I learnt something this week about how the physical universe works. And now I think about success differently.
I was thinking about entropy the other day.
Ah! Listen to me. Like I just sit around pondering the rules of thermodynamics, puffing on a pipe.
I don’t. I heard someone talking about it on the radio. I understood a fraction of what they were saying, but it was enough to send my mind off on some misguided folly, like some drunken rabbit barrelling into the woods.
But still, I think it ended up somewhere interesting. So take these reflections on human nature and the principles for success for what they are. But for my understanding of the physical universe, give it as much weight as you’d give the babbling of a baboon, puffing on a pipe.
Anyway, thinking about entropy, I really like what this person was saying about it.
I always understood entropy as the idea that things naturally tend to maximum disorder. Systems collapse, structures dissolves, heat dissipates, things slow down and stop.
We have order and structure in the universe now, but that is a temporary state of affairs. In time (in a really long, long time), all of that structure will break down and disappear.
Nothing lasts forever. Like, literally. There will be nothing, and it will last forever.
Anyway, I’m probably not expressing that right, but I think that is the basic idea.
But I never thought about ‘how’ entropy did that.
I found it really interesting to start thinking about why everything naturally breaks down.
Why can’t my iphone exist, for all eternity, in it’s current form?
(I should probably delete some photos…)
The way this guy described it, it was a question of probability.
So take the arrangement of atoms in a pen for example. There are billions of billions of atoms there, each one in exactly the right place to collectively make a shape we call pen.
That’s another way of saying that the pen is a one in a billion, billion configuration of atoms.
Statistically, it is incredibly unlikely.
It is, theoretically possible, that in the great soup of the cosmos, those atoms might spontaneously take the shape of a pen on their own accord, but it is incredibly unlikely.
Or watch what happens when you pour milk into tea. It mixes through completely. Always.
But that’s not the only possible result. It is possible the atoms of milk stay together and don’t mix through.

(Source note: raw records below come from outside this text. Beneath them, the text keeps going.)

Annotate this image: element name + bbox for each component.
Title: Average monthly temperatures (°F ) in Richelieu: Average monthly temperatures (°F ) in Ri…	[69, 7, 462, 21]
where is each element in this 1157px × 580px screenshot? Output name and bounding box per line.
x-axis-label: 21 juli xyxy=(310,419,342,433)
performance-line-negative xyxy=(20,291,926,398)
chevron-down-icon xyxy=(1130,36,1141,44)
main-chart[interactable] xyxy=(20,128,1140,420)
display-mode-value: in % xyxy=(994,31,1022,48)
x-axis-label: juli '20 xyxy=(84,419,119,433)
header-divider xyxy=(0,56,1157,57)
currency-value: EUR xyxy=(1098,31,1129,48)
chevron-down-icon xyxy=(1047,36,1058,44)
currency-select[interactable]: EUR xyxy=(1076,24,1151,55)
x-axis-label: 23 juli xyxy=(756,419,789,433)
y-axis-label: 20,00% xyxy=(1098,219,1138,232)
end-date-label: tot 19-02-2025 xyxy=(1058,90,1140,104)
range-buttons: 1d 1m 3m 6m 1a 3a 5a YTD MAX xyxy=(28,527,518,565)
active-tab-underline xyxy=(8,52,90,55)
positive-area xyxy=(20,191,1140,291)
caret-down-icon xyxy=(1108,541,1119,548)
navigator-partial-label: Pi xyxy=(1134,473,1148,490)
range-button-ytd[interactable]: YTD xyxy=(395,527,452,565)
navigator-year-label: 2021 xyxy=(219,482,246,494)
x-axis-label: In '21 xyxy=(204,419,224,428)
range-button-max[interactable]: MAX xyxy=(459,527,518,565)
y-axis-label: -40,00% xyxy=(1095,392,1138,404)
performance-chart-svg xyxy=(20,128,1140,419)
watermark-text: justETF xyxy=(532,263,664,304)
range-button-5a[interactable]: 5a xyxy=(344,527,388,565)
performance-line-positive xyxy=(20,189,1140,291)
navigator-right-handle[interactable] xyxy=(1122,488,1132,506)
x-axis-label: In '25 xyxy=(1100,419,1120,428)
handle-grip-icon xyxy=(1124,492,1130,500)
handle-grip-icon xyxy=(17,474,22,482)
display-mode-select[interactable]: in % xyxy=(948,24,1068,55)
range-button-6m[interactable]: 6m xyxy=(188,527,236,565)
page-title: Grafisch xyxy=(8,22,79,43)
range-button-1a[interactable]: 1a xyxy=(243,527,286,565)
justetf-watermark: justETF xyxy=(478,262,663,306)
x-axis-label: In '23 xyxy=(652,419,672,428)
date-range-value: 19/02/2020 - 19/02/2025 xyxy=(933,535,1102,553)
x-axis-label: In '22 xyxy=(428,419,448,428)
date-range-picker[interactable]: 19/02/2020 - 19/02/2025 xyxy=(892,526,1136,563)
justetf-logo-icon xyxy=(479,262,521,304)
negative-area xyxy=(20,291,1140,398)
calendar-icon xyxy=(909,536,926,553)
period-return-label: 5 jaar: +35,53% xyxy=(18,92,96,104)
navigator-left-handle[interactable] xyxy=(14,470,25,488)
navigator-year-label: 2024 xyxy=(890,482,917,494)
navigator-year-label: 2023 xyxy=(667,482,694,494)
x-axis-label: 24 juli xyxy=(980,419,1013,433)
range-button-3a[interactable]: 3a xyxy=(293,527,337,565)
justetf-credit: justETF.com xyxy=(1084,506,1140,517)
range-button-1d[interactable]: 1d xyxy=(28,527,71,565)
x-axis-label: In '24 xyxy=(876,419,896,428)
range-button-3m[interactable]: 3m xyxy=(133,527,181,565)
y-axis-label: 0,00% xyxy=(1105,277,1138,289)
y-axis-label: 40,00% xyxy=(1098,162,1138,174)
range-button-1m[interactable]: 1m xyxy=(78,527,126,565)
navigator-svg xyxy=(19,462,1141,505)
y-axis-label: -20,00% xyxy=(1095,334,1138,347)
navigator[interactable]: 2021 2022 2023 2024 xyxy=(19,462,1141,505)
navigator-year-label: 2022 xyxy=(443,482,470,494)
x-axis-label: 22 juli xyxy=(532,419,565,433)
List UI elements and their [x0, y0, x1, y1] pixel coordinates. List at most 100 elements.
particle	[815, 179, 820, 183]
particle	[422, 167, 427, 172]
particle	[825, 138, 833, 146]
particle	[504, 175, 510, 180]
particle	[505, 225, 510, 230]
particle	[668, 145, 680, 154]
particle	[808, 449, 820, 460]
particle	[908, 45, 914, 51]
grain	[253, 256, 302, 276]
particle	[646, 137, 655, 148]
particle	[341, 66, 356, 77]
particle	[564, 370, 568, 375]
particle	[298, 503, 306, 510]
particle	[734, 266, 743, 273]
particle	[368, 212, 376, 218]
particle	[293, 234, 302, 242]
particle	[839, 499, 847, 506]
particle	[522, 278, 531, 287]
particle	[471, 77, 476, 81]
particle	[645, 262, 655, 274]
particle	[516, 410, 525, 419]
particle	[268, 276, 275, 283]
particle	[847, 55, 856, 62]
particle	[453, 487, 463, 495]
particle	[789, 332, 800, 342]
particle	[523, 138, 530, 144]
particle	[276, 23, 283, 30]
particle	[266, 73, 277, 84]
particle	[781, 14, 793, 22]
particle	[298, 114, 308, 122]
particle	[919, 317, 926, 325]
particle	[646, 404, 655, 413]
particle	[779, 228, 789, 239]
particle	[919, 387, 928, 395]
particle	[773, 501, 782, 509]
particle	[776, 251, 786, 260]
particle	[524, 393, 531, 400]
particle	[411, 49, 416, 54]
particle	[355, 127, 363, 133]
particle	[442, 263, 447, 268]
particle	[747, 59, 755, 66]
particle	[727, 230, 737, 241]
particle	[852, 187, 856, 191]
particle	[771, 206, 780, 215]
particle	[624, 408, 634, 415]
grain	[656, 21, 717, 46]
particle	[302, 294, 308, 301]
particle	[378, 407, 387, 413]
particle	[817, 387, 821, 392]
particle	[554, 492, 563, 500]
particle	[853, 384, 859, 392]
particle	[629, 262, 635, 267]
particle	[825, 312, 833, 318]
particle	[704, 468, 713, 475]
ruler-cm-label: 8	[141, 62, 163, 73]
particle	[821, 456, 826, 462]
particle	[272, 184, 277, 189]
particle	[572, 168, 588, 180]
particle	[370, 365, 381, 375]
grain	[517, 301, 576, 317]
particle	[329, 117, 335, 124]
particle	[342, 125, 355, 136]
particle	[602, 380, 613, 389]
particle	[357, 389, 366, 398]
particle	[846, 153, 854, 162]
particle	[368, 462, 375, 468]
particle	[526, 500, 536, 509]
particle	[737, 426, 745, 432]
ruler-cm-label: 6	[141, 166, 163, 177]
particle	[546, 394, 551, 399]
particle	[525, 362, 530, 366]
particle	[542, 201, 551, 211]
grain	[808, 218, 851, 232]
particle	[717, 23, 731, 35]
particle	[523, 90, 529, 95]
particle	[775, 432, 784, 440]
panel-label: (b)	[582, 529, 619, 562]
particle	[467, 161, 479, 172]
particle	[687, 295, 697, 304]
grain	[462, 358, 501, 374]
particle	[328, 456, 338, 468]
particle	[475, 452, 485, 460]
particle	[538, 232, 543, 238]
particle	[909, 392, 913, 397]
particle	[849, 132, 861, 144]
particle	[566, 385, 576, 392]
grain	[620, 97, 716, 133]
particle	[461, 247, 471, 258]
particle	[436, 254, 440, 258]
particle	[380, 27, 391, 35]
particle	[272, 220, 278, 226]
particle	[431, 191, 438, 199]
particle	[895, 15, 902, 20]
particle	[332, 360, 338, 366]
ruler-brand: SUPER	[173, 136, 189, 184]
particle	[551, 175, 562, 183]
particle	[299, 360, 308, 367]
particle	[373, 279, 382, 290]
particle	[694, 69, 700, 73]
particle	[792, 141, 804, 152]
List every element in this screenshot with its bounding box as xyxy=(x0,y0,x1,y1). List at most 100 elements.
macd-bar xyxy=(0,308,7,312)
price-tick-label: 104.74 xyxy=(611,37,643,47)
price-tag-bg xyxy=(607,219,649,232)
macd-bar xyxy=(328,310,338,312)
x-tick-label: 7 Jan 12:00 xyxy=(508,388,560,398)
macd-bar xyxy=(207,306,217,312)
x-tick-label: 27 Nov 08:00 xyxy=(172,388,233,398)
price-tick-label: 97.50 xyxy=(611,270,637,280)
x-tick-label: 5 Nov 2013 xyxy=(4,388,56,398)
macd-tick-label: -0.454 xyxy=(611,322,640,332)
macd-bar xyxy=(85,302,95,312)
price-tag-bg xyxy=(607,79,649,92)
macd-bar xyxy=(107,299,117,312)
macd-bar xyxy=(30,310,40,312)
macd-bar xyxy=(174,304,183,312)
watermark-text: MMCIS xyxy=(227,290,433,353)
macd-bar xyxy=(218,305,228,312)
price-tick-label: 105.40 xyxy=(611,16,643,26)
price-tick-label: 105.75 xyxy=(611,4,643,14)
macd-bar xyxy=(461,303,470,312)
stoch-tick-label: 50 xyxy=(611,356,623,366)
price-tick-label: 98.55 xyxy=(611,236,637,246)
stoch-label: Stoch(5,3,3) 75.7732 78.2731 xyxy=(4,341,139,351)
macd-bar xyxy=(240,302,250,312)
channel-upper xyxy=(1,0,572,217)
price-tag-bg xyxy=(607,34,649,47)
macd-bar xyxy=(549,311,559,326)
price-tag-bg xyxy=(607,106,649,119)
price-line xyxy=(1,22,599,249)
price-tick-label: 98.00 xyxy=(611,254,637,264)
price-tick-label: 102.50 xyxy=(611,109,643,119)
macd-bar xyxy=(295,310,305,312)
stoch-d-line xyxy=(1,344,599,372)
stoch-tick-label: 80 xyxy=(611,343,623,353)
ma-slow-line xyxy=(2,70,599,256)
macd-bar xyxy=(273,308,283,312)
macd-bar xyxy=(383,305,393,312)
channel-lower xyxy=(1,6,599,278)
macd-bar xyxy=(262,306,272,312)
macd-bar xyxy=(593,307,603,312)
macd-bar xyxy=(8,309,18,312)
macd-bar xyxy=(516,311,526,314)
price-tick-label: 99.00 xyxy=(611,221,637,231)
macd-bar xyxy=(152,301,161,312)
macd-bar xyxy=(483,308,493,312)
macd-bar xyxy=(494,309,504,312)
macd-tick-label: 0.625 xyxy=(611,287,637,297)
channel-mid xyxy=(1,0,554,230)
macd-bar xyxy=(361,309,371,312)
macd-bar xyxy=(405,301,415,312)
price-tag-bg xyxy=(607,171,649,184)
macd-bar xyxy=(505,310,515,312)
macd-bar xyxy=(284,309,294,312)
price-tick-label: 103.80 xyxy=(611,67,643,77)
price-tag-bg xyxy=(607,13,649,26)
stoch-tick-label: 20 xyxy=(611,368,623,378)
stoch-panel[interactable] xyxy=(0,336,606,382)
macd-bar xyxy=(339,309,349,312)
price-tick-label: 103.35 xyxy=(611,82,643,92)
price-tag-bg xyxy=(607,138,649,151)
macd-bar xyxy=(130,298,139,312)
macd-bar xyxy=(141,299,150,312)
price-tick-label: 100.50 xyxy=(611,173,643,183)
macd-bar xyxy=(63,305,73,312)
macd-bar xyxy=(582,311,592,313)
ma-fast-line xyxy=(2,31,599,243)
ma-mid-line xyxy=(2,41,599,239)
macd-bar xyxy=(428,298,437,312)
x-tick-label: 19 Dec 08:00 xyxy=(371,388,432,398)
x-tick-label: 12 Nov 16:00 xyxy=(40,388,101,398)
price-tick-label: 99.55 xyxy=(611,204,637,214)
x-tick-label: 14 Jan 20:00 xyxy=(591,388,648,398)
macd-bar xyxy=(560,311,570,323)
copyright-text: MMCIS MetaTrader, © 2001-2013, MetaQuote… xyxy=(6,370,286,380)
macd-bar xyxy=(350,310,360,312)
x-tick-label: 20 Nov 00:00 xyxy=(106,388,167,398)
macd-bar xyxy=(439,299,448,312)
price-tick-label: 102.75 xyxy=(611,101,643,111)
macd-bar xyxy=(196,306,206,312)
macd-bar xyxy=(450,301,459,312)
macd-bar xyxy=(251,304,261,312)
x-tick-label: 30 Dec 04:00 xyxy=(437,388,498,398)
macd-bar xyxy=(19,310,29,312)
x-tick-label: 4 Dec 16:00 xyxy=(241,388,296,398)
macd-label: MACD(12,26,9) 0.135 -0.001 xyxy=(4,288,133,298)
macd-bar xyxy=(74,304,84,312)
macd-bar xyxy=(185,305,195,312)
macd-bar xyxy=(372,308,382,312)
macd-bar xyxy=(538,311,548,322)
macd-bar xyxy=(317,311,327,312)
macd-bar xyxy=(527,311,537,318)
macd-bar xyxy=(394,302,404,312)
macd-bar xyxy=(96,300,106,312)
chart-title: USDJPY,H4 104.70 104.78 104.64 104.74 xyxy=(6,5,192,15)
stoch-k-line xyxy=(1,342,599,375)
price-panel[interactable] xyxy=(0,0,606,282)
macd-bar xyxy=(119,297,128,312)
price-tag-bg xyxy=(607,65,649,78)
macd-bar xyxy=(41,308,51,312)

However, that’s just one arrangement of atoms. There are billions and billions and billions of other possible arrangements that all just present as mixed milk and tea.
So the reason why things tend to disorder is because disorder is just a far more probable state of affairs. For every arrangement that gives us something of structure and interest, there are a gazillion different arrangements that are totally unstructured and uninteresting.
So entropy is probability in action.
At this point you can probably tell I failed high-school science. But still I love this idea of entropy as probability in action.
Because I like how it makes me think of my creative work in a probabilistic sense.
To create stuff, to give our lives particular structures and to fill them with a particular order, is to bet against entropy.
And to do that we have to flip the rules of probability in our favour.
Our job, is to maximise the chances for our success.
That is, it is not to create success directly, but to maximise the chances of success.
So if we do the work, if we invest in ourselves, if we take action and keep on keeping on, then we increase the odds of success.
We can’t control the outcome. There’s too many factors at play. But we can increase our chances.
And the road to success is simply making victory more likely than not.
I like this. It makes me feel more relaxed about things. I can let go of the need to control everything. I’ve only got to influence the odds, not the result itself. And against entropy, the great destroyer of the universe, maybe that’s as much as we can do.